Especialistas apontam novas formas de investir no mercado imobiliário
Alguns dos mais relevantes empresários da construção, agentes financeiros, advogados e analistas de investimento do Brasil se reuniram em São Paulo, na segunda-feira (17), para discutir o potencial de crescimento do crédito imobiliário nacional diante da perspectiva de crescimento do Produto Interno Bruto (PIB), de uma inflação sob controle e de juros básicos no menor patamar histórico.
Durante o evento ‘Crédito Imobiliário: juros baixos, mais negócios?’, realizado pela Câmara Brasileira da Indústria da Construção (CBIC), com apoio do Sindicato da Habitação de São Paulo (Secovi-SP) e correalização do Serviço Nacional de Aprendizagem Industrial (Senai Nacional), ficou evidenciada pelos painelistas a necessidade de consumidores, empreendedores e financiadores buscarem novos modelos e fontes de financiamento para incorporação e aquisição de imóveis residenciais e comerciais em todo o país, a exemplo do crédito com garantia de imóvel.
“Em todas as economias estabilizadas, o mercado imobiliário tem papel fundamental e nós precisamos estar preparados, tornando as nossas empresas mais competitivas, entendendo que as coisas mudaram e que há muito a ser feito neste novo momento econômico. Por isso nos perguntamos se, com uma taxa Selic a 4,5% ao ano, teremos mais negócios a realizar”, destacou o presidente da CBIC, José Carlos Martins.

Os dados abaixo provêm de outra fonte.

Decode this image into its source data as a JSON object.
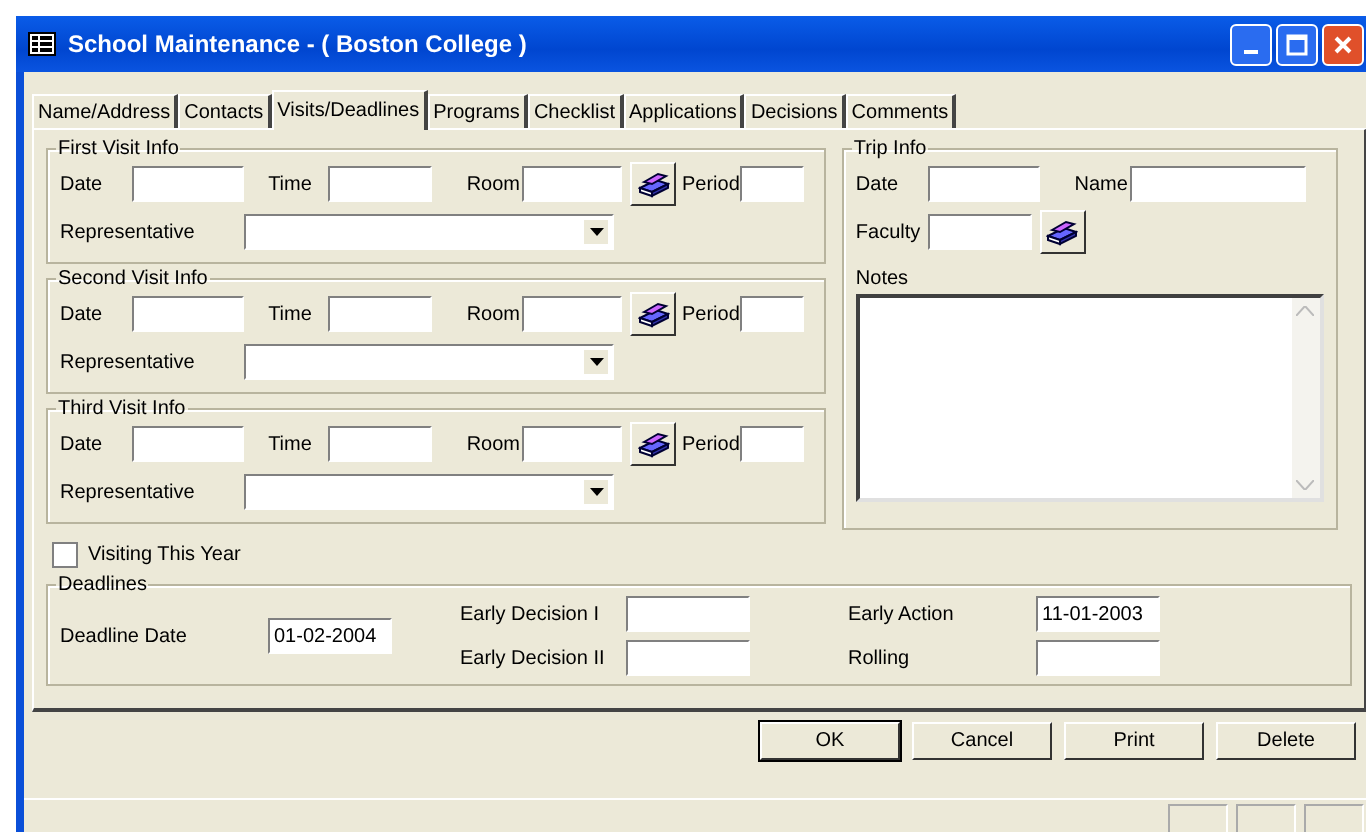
{
  "window": {
    "title": "School Maintenance - ( Boston College )"
  },
  "tabs": [
    {
      "label": "Name/Address",
      "selected": false
    },
    {
      "label": "Contacts",
      "selected": false
    },
    {
      "label": "Visits/Deadlines",
      "selected": true
    },
    {
      "label": "Programs",
      "selected": false
    },
    {
      "label": "Checklist",
      "selected": false
    },
    {
      "label": "Applications",
      "selected": false
    },
    {
      "label": "Decisions",
      "selected": false
    },
    {
      "label": "Comments",
      "selected": false
    }
  ],
  "visits": [
    {
      "title": "First Visit Info",
      "date_label": "Date",
      "time_label": "Time",
      "room_label": "Room",
      "period_label": "Period",
      "representative_label": "Representative"
    },
    {
      "title": "Second Visit Info",
      "date_label": "Date",
      "time_label": "Time",
      "room_label": "Room",
      "period_label": "Period",
      "representative_label": "Representative"
    },
    {
      "title": "Third Visit Info",
      "date_label": "Date",
      "time_label": "Time",
      "room_label": "Room",
      "period_label": "Period",
      "representative_label": "Representative"
    }
  ],
  "trip_info": {
    "title": "Trip Info",
    "date_label": "Date",
    "name_label": "Name",
    "faculty_label": "Faculty",
    "notes_label": "Notes"
  },
  "visiting_this_year": {
    "label": "Visiting This Year",
    "checked": false
  },
  "deadlines": {
    "title": "Deadlines",
    "columns": [
      [
        {
          "label": "Deadline Date",
          "value": "01-02-2004"
        }
      ],
      [
        {
          "label": "Early Decision I"
        },
        {
          "label": "Early Decision II"
        }
      ],
      [
        {
          "label": "Early Action",
          "value": "11-01-2003"
        },
        {
          "label": "Rolling"
        }
      ]
    ]
  },
  "buttons": [
    "OK",
    "Cancel",
    "Print",
    "Delete"
  ]
}
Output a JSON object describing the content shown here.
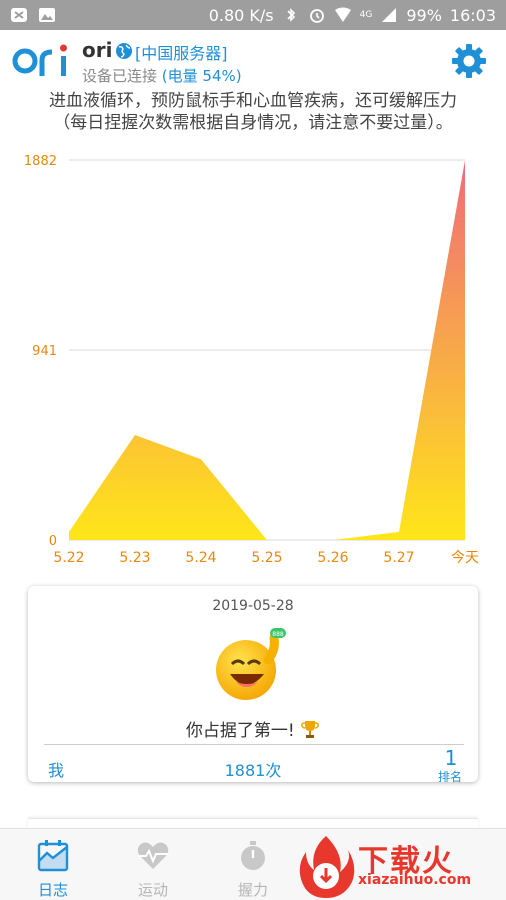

Exemplo desse novo mundo é que o volume de financiamentos habitacionais deve crescer 18% em 2020, após um crescimento de 15% em 2019, segundo a presidente da Associação Brasileira das Empresas de Crédito Imobiliário (Abecip), Cristiane Portella. “O país tem a base e as oportunidades de mercado para aumentar o percentual de participação do crédito imobiliário no PIB, com alternativas de funding, como a Letra Imobiliária Garantida (LIG) e o crédito com garantia de imóvel, o CGI. Temos que nos ambientar com as novas opções, pois podem faltar recursos para o financiamento com FGTS [Fundo de Garantia do Tempo de Serviço] e poupança, cuja captação liquida está cada vez menor˜, ponderou Portella, ao abrir o painel Panorama Nacional.
A forte dependência do mercado por fundos tradicionais, como a poupança, encontra uma alternativa no home equity, termo em inglês para o CGI. “É o crédito mais barato que existe, inclusive mais barato que o crédito consignado. Estamos falando de um mercado que ainda está distante do seu real potencial”, defendeu o superintendente executivo de negócios imobiliários do Santander, Paulo Duailibi.
Taxa básica de juros mais baixa da história
A aclamada redução da taxa de juros nos últimos dois anos trouxe mais de 5 milhões de famílias para dentro do sistema de crédito e a expectativa do vice-presidente de habitação da Caixa Econômica Federal, Jair Mahl, é que em 2020 esse número aumente ainda mais. “É importante observar o setor da construção civil. A concorrência entre os bancos e a entrada de fintechs e outros players estimularam muito o mercado”, defendeu.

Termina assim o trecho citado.